У меня были другие поклонники, ты прогнал их. Нет, нет, я не то хочу сказать, не ты, а я прогнала их. Что мне было до них, до всего остального на свете, раз ты был здесь! Но, повторяю, дядя и тетя начали беспокоиться. Пошли пересуды, разговоры, сплетни. Ты продолжал молчать, а я удивлялась. Я знала, что ты любишь меня. Но мне так много приходилось выслушивать против тебя от дяди и тети, которые были для меня как родители. Я не могла защищать тебя и просто отказывалась спорить. Я ушла в себя.

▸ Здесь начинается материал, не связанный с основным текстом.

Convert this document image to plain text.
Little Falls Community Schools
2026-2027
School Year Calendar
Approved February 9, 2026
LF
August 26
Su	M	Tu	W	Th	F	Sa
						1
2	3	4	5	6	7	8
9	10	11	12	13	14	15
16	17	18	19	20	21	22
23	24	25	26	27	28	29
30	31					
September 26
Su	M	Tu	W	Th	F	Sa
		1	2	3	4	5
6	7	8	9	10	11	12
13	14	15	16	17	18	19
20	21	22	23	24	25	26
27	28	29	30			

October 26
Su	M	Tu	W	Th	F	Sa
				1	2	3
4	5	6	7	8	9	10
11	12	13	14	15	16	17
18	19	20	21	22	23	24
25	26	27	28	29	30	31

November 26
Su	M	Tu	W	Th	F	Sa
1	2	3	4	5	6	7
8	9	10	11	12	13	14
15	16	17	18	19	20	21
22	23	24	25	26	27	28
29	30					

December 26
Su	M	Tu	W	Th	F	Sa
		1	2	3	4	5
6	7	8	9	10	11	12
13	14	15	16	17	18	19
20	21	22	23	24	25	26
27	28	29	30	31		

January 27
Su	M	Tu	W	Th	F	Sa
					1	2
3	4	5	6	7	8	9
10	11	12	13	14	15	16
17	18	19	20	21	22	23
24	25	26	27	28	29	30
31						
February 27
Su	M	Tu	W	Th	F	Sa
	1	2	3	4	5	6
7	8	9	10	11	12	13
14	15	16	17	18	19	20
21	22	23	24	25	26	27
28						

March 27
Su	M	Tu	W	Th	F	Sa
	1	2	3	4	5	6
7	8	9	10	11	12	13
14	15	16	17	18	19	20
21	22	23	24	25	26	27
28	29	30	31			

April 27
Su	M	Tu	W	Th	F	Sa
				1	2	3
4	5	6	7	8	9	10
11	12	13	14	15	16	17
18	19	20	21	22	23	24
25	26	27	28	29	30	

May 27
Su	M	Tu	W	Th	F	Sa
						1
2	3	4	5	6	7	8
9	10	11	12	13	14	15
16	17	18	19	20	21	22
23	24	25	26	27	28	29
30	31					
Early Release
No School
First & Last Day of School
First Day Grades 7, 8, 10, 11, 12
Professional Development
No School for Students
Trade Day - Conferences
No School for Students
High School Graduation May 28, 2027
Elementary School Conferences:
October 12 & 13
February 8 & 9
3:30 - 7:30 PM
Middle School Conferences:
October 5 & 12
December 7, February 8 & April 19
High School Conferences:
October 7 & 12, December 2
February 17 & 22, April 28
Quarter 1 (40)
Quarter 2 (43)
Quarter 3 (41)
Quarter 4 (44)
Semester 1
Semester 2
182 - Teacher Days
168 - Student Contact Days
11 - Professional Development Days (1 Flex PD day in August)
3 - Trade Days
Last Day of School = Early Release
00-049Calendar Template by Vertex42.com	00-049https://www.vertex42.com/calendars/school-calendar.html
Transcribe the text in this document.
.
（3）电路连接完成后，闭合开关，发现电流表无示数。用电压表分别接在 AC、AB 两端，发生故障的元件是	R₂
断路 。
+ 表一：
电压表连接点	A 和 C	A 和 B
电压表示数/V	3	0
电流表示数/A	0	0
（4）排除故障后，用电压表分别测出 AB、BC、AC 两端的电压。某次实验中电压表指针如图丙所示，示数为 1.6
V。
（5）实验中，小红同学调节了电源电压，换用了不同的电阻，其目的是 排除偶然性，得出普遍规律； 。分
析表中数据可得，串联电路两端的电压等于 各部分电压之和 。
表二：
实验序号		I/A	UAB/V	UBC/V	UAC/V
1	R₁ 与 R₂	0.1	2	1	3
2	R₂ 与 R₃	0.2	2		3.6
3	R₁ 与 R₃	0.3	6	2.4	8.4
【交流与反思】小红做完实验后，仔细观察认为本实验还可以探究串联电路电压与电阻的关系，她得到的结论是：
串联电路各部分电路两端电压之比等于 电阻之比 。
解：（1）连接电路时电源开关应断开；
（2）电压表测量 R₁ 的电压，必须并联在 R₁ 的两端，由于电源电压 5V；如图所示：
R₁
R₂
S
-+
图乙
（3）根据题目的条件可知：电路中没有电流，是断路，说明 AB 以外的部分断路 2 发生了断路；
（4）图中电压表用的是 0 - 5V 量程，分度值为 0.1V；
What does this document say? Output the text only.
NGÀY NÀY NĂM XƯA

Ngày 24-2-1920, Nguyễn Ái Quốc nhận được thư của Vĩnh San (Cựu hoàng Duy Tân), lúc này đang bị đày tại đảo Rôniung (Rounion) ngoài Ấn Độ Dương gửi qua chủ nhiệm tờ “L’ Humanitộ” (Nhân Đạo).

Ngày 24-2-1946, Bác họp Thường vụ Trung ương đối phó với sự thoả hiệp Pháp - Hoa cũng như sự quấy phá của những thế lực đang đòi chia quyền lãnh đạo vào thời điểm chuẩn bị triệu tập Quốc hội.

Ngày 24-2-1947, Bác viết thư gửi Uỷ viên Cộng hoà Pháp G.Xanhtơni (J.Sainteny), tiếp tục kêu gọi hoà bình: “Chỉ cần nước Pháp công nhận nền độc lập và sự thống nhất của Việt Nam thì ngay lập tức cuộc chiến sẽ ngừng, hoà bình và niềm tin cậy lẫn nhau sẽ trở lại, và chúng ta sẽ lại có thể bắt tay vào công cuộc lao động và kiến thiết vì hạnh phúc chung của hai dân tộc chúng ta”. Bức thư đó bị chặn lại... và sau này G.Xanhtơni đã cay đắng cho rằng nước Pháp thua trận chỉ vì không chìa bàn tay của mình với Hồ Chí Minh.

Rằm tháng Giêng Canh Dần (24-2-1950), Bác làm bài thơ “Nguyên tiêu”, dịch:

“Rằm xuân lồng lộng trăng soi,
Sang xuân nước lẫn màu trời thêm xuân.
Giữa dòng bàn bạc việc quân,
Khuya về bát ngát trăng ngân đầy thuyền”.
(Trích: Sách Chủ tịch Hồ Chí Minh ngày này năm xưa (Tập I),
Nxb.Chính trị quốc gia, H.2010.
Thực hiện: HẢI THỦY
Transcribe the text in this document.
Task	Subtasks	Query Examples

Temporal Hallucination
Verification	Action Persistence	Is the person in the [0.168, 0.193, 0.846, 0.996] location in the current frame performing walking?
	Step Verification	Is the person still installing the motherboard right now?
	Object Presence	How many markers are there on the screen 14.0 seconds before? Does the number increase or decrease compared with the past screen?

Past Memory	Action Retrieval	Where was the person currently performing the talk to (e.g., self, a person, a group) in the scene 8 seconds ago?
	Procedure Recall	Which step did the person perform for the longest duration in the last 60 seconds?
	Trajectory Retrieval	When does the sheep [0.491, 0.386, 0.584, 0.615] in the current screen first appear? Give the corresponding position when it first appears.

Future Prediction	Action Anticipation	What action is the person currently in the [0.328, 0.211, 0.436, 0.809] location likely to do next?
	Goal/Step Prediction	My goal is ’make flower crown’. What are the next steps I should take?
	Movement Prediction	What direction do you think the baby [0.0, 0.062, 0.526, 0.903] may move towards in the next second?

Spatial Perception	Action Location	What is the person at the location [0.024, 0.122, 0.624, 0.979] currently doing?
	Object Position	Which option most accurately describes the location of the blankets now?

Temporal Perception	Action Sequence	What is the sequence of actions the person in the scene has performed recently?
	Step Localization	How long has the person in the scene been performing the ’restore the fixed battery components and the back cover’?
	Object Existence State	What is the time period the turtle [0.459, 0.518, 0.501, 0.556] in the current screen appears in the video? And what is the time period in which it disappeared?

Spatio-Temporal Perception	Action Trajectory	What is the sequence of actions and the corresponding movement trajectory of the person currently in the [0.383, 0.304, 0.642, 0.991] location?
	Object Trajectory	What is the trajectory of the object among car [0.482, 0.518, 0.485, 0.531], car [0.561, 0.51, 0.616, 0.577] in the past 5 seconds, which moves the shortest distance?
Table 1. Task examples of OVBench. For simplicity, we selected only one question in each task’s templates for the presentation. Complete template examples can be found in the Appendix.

Что мне оставалось делать, что делать?

Он застонал от боли, снова опустил голову на ее колени и молчал.

– Я стала скрытной, и тетя Мильдрэд уже больше не выслушивала моих исповедей. Книга моего детства закрылась. Какая это была чудная книга, Крис! Я готова плакать, когда вспоминаю об этом. Но все равно. На мою долю выпало много счастья. Я рада, что откровенно могу говорить о любви к тебе; эта откровенность так сладостна. Я люблю тебя, Крис, я люблю тебя и даже не в состоянии выразить, в какой мере… Ты помнишь то Рождество, когда мы встречали сочельник вместе с детьми? Мы играли в жмурки; ты поймал меня за руку и так стиснул ее, что я закричала от боли. Я ничего не сказала тебе, но мне было страшно больно, и ты не можешь себе представить, до чего это было в то же время и сладко. Черным и синим запечатлелись следы твоих пальцев. Твоя память на руке оставалась в течение недели, и как часто я целовала ее, Господи! Я волновалась и сердилась, что она исчезала постепенно. Я хотела снова ушибить руку, лишь бы синяк продлился. Мне была противна возвращающаяся белизна рук. Это смешно, Крис, но я не в состоянии объяснить, как я люблю тебя!

Наступило молчание, во время которого она продолжала проводить по его волосам, безучастно следя за большой серой белкой, резвой и веселой, снующей взад и вперед на отдаленной прогалине хвойного леса. Затем ее внимание привлек красногрудый дятел, энергично постукивавший клювом по упавшему дереву.

А Крис все не поднимал головы; напротив, он еще плотнее прижал свое лицо к ее коленям, между тем как высоко вздымавшаяся грудь выдавала его волнение.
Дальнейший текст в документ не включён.